The fifth fuel price reduction of the year arrived at gas stations last week, to the delight of drivers across Costa Rica.
Prices dropped by ¢150 (about 27 U.S. cents) per liter for super and regular – now called “gasoline plus” – and ¢87 for diesel.
For the latest price slash, the Public Services Regulatory Authority (ARESEP) focused on the value of the colón against the dollar during the Oct. 30-Nov. 13 period.
This period represents a new calculation method, which has fueled some debate.
Several Costa Ricans contacted the country’s official price regulator to express disagreement with its new 15-day criteria, recommending 10 days as a maximum period instead, according to a Dec. 15 ARESEP report.

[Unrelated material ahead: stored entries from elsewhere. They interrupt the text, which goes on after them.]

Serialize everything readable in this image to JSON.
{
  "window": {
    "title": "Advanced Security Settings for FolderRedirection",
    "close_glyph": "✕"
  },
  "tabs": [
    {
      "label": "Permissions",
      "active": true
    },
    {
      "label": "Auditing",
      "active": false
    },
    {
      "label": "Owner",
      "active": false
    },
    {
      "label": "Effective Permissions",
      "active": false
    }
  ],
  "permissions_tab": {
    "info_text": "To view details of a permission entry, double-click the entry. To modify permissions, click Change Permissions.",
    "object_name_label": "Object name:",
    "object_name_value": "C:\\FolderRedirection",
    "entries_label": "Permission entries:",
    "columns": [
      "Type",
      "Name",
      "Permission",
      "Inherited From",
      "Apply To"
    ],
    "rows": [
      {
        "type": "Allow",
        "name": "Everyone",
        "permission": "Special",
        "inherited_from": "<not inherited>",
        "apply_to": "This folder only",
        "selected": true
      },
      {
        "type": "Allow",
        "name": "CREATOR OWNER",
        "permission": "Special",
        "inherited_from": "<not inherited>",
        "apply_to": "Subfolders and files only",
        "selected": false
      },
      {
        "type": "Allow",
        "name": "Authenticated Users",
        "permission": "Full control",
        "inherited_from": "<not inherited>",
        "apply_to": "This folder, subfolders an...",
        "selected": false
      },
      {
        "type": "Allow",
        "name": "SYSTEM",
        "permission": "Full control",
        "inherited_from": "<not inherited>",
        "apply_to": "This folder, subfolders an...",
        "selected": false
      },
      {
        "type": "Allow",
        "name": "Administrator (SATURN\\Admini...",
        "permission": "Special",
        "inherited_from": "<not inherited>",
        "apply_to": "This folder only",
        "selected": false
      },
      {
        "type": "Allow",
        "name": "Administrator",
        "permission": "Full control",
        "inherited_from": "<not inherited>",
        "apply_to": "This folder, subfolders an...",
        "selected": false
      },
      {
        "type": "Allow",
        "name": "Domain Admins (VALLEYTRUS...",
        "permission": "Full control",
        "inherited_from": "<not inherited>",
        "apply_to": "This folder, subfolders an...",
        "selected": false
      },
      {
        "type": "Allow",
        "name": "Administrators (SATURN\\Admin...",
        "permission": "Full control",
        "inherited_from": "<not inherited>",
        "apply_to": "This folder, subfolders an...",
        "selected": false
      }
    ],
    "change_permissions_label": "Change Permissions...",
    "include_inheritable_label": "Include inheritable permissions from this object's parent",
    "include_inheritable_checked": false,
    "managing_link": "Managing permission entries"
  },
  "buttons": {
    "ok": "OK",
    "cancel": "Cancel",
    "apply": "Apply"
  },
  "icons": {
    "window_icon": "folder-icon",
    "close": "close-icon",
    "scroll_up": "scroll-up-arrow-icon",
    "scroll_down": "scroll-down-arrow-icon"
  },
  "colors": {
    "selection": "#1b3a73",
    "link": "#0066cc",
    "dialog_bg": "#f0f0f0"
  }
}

Three individuals urged ARESEP to consider the U.S. model, in which prices are set by supply and demand, when formulating appropriate criteria for deciding the cost of gas.
Consumer Oscar Granados, however, was satisfied with the price drop, noting that reduced fuel prices would keep the cost of basic goods from rising.
Last weekend’s price drop marked the most significant gasoline decrease this year.
Just before the pump prices went down, the National Oil Refinery submitted another request for a slight decrease, asking ARESEP to cut super and regular by almost ¢66 per liter and diesel by another ¢98.